Initially query time looks linear but seems to grow quadratically as n becomes larger. I can only assume there’s a linear scan in an inner loop somewhere

We currently rely on being able to query all counters within a few seconds at most and this is blocking us from upgrading beyond 3.2. One temporary workaround would be issuing multiple smaller queries for those counters. However even when doing that the query performance looks too poor for users. Perhaps there’s a better schema / approach we could take for this type of problem of storing many HLL over time and computing their unions at query-time you could suggest? I know I’d love a feature to perform parallel operations on arrays in the $group stage? Eg given two arrays [1,4,2] and [2,3,1] compute [2,4,2]?

The ideal outcome would be for performance to be improved to pre 3.3.9 levels.

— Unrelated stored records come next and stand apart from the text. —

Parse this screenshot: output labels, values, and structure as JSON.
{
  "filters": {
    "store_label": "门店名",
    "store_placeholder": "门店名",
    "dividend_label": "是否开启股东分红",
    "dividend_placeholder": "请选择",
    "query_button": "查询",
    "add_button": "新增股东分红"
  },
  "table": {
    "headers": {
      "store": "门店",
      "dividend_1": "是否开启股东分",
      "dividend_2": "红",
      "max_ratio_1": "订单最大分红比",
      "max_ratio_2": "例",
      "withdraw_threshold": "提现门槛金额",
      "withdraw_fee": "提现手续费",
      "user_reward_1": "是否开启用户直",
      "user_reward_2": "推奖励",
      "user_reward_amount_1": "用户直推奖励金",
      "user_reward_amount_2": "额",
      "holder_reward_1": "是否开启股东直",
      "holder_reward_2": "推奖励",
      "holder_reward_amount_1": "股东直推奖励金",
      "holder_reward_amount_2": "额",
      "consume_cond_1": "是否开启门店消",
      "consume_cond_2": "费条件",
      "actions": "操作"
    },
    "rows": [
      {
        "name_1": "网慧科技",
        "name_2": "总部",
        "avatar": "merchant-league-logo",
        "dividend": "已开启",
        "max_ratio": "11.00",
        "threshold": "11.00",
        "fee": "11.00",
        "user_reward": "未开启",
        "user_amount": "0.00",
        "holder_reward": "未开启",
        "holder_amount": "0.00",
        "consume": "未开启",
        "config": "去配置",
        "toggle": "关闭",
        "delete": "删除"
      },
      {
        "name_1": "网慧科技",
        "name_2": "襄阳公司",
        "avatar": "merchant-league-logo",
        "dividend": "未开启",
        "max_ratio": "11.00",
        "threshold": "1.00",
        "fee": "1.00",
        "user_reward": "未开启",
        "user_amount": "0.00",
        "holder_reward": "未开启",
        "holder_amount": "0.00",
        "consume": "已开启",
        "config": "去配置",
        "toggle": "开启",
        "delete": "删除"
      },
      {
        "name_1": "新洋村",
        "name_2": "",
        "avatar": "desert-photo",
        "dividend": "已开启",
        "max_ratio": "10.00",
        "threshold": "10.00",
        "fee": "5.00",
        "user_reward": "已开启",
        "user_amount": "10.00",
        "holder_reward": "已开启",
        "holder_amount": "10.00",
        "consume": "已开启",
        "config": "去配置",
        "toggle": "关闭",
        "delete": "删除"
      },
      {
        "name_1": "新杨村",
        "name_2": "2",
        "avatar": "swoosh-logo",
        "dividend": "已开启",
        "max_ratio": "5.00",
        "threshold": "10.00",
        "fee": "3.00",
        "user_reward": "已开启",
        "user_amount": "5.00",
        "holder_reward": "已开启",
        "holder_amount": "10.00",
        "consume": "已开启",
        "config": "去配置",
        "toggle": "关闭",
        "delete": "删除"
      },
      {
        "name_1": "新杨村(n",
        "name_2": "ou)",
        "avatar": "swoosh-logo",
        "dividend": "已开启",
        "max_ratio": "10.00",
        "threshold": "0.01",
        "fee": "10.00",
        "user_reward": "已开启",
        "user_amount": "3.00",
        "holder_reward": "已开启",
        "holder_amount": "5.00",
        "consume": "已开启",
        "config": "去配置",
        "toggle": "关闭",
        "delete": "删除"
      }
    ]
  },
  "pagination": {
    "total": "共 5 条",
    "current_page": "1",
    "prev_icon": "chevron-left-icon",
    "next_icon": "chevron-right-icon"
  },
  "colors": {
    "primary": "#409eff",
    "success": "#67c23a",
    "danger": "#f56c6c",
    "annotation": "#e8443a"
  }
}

If you need more information please let me know. Also thanks for regularly publishing docker images, it made comparing versions a breeze.



 Comments   
Comment by Mark Agarunov [ 31/Aug/17 ]

Hello danielgrigg,

Thank you for the additional information. As this behavior looks to be due to the same issue as SERVER-30449, I've closed this ticket as a duplicate. Please follow SERVER-30449 for updates on this issue.

Thanks,
Mark

Comment by Daniel Grigg [ 27/Aug/17 ]

Hi Charlie,

I re-ran the attached query with the projection stage removed and your hypothesis is indeed correct! Without the $project the query completed in 370ms. Running the original again was still 48s.

Comment by Charlie Swanson [ 25/Aug/17 ]

Hi all,

I have a suspicion that this was caused by my work in SERVER-18966. To support exclusions in agg's $project I had to basically re-write the whole thing. Your project stage has a lot of fields in it, and I suspect I introduced an inefficiency in parsing, or somewhere in traversing the projection during execution. If my hypothesis is correct, the aggregation should speed up significantly without the $project stage - is this the case?

In fact, it might be the case that you are experiencing SERVER-30449, which describes an inefficiency in the way we check for conflicting $project specifications (like _id: 0, "_id.x": 0).

Comment by Daniel Grigg [ 22/Aug/17 ]

Hi @mark.agarunov thanks for looking into this

Comment by Mark Agarunov [ 14/Aug/17 ]

Hello danielgrigg,

Thank you for the report. I've been able to reproduce this issue using the data and query you've provided and am currently investigating possible causes for this behavior.